We’re created in God’s image from the beginning—it isn’t a status that we acquire when we come “of age.”
Being created in God’s image means that each human being is given the gift of sexuality, which includes gender, sexual attraction, and the way we express both our sexual orientation and our gender.
As young people grow and mature, adults have a responsibility to provide them with accurate information about sexuality as well as a context for developing positive attitudes and respectful, responsible values related to sexuality. Few of us have had good role models to show us how to do this.
Here are some ideas and resources to enhance your skills at having age-appropriate conversations about sexuality with children and youth.
Children need caring adults
Children need caring adults as guides as they learn about their bodies and about relationships, gender, and sexual orientation.

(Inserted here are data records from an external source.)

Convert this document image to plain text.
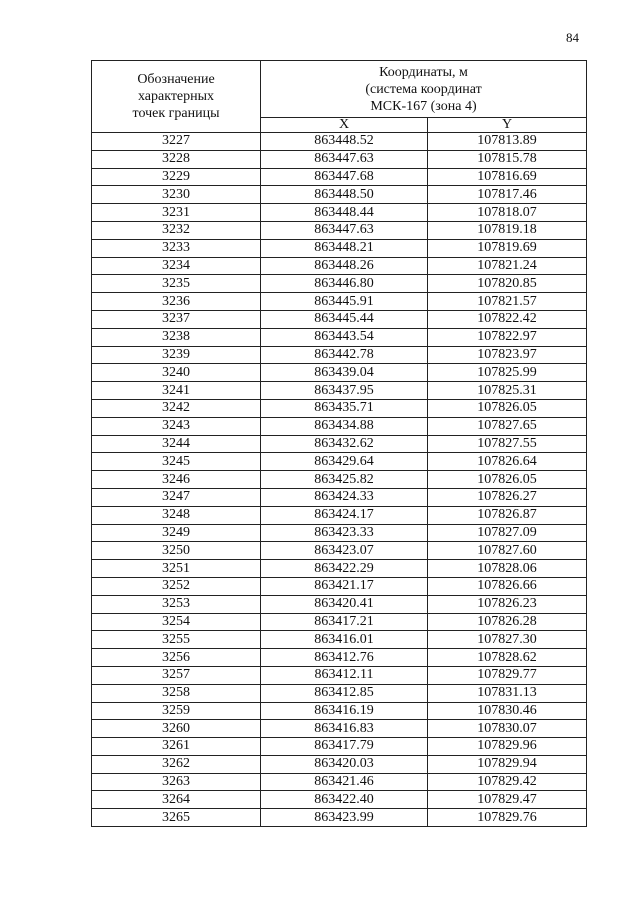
84
Обозначение
характерных
точек границы	Координаты, м
(система координат
МСК-167 (зона 4)	

	X	Y
3227	863448.52	107813.89
3228	863447.63	107815.78
3229	863447.68	107816.69
3230	863448.50	107817.46
3231	863448.44	107818.07
3232	863447.63	107819.18
3233	863448.21	107819.69
3234	863448.26	107821.24
3235	863446.80	107820.85
3236	863445.91	107821.57
3237	863445.44	107822.42
3238	863443.54	107822.97
3239	863442.78	107823.97
3240	863439.04	107825.99
3241	863437.95	107825.31
3242	863435.71	107826.05
3243	863434.88	107827.65
3244	863432.62	107827.55
3245	863429.64	107826.64
3246	863425.82	107826.05
3247	863424.33	107826.27
3248	863424.17	107826.87
3249	863423.33	107827.09
3250	863423.07	107827.60
3251	863422.29	107828.06
3252	863421.17	107826.66
3253	863420.41	107826.23
3254	863417.21	107826.28
3255	863416.01	107827.30
3256	863412.76	107828.62
3257	863412.11	107829.77
3258	863412.85	107831.13
3259	863416.19	107830.46
3260	863416.83	107830.07
3261	863417.79	107829.96
3262	863420.03	107829.94
3263	863421.46	107829.42
3264	863422.40	107829.47
3265	863423.99	107829.76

Adults can have a powerful impact by:
- Listening to young people’s questions, providing accurate answers, and helping them sort through the mixed messages they receive. (Check out our Glossary to help you get clear on language.)
- Modeling openness and respect and standing up for the rights of each person.
- Affirming that each person, regardless of differences in gender, race, ethnicity, religion, or sexual orientation, is a beloved child of God.
Open and caring conversations about sexuality help children build a foundation of acceptance—acceptance of themselves and of others—from an early age.
Where to look for more information
It’s Not the Stork! A Book about Girls, Boys, Bodies, Families and Friends, Robie Harris and Michael Emberley, Candlewick Press,(2008) For children aged 4 – 8
It’s So Amazing: A Book about Eggs, Sperm, Birth, Babies & Families,Robie Harris and Michael Emberley, Candlewick Press,(1999) For children aged 7 and older. Helps children with issues that are on their minds and provides adults with the language to share with them.
It’s Perfectly Normal: Changing Bodies, Growing Up, Sex and Sexual Health, Robie Harris and Michael Emberley, Candlewick Press,(1994) For children aged 10 and older.
Ultimately, we want our children and youth to grow up to be sexually healthy adults. Openness and guidance from caring adults can nudge young people toward that goal.
Along the way, be open, be honest. Remember you are living, breathing, loving examples as you both talk the talk and walk the walk.
Your example is important because faith, values, and beliefs about people, sexuality, and relationships are caught as well as taught. Boldly take on the awesome responsibility of being a guide to young people in the process of exploring the wondrous gift of being created in God’s image!